Londra – Ironia della sorte o semplice degenerazione della società della videosorveglianza? Il Regno Unito, da tempo luogo prediletto per le sperimentazioni del controllo ubiquo ed ossessivo dei cittadini, è per certo la zona del pianeta caratterizzata dalla più imponente diffusione di telecamere a circuito chiuso (CCTV) attive 24 ore al giorno. Cam ligie alla sorveglianza persino nei dintorni di quella che fu la casa di George Orwell , autore di 1984 e della visione distopica con al centro il Grande Fratello e la dittatura dell’ Ingsoc nello stato di Oceania.
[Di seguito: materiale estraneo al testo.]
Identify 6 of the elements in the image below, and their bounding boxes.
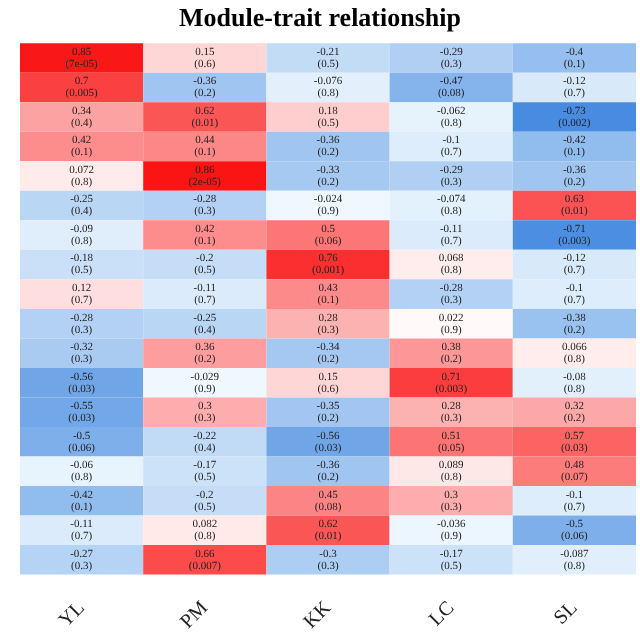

Il palazzo a quattro piani in cui Orwell abitò fino alla morte nel 1950 è situata ad un angolo di Canonbury Square nell’Islington, a nord di Londra. Tutt’intorno alla palazzina, numero civico 27B , è un proliferare di CCTV occhiute e sempre attente a scrutare tutto e tutti, 32 telecamere nello spazio di 180 metri dall’abitazione .
I giardini pieni di alberi che si offrivano alla vista dello scrittore vengono costantemente monitorati da due telecamere piazzate sui semafori. Le finestre sul retro sono sorvegliate da altre due cam, in prossimità di un centro di conferenze in Canonbury Place. Non sfugge all’occhio vigile del controllo illimitato nemmeno il pub preferito di Orwell , il Compton Arms , nel cui vicolo una cam di una concessionaria di automobili finisce per registrare non solo il proprio spazio ma anche chiunque entri ed esca dal locale.
Le restanti 28 CCTV sono piazzate nel circondario, assieme a centinaia di altre piccole telecamere private controllate da remoto messe a salvaguardia di abitazioni, uffici, negozi ed attività di vario genere. Ed è proprio la salvaguardia la motivazione principale con cui alcuni dei coautori del sistema di iper-controllo giustificano il proliferare delle CCTV : Minesh Amin, proprietario di una drogheria monitorata da 3 telecamere, sostiene che queste “servono per la nostra sicurezza e salvaguardia. Senza di esse, le persone potrebbero rubare dal negozio. Sebbene questa sia una zona tranquilla, ci sono sempre persone poco raccomandabili che provocano guai rubando”.
Gli fa eco Malik Zafar, gestore di una lavanderia a secco “proprietario” anche di due CCTV di controllo: “Io ho bisogno di sapere chi è che sta entrando nel mio negozio” sostiene Zafar, che ha speso ben 400 sterline per installare il sistema.
Ma le buone ragioni della sicurezza potrebbero aver fatto andare il meccanismo fuori controllo: lo denuncia un rapporto della Royal Academy of Engineering , notando come l’attuale incredibile quantità di cam installate in tutto il paese – una ogni 14 persone e il 20% di quelle presenti in tutto il mondo – piuttosto che fungere da baluardo protettivo potrebbe rappresentare il vero rischio per la vita dei cittadini .
Un numero tanto vasto di punti di osservazione e il conseguente archivio di dati e informazioni, questo il succo del rapporto, si presta a divenire obiettivo ideale dei ladri di identità e di malintenzionati di varia risma, che si sentirebbero incentivati a prenderne il controllo e ad adoperarlo per condurre i propri misfatti.
Non che questi dati smuovano le autorità britanniche. Proprio ieri il ministro dell’Interno, John Reid, ha confermato uno stanziamento di 50mila sterline per installare in zone “a rischio” una 20ina delle nuove telecamere di sorveglianza, quelle già sperimentate che parlano con chi passa : gli agenti che le utilizzeranno, in qualsiasi momento potranno decidere di interloquire con chi si trova nel raggio delle cam, ad esempio per avvertire che l’occhio lungo della legge persegue le “attività antisociali”, come le ha definite Reid.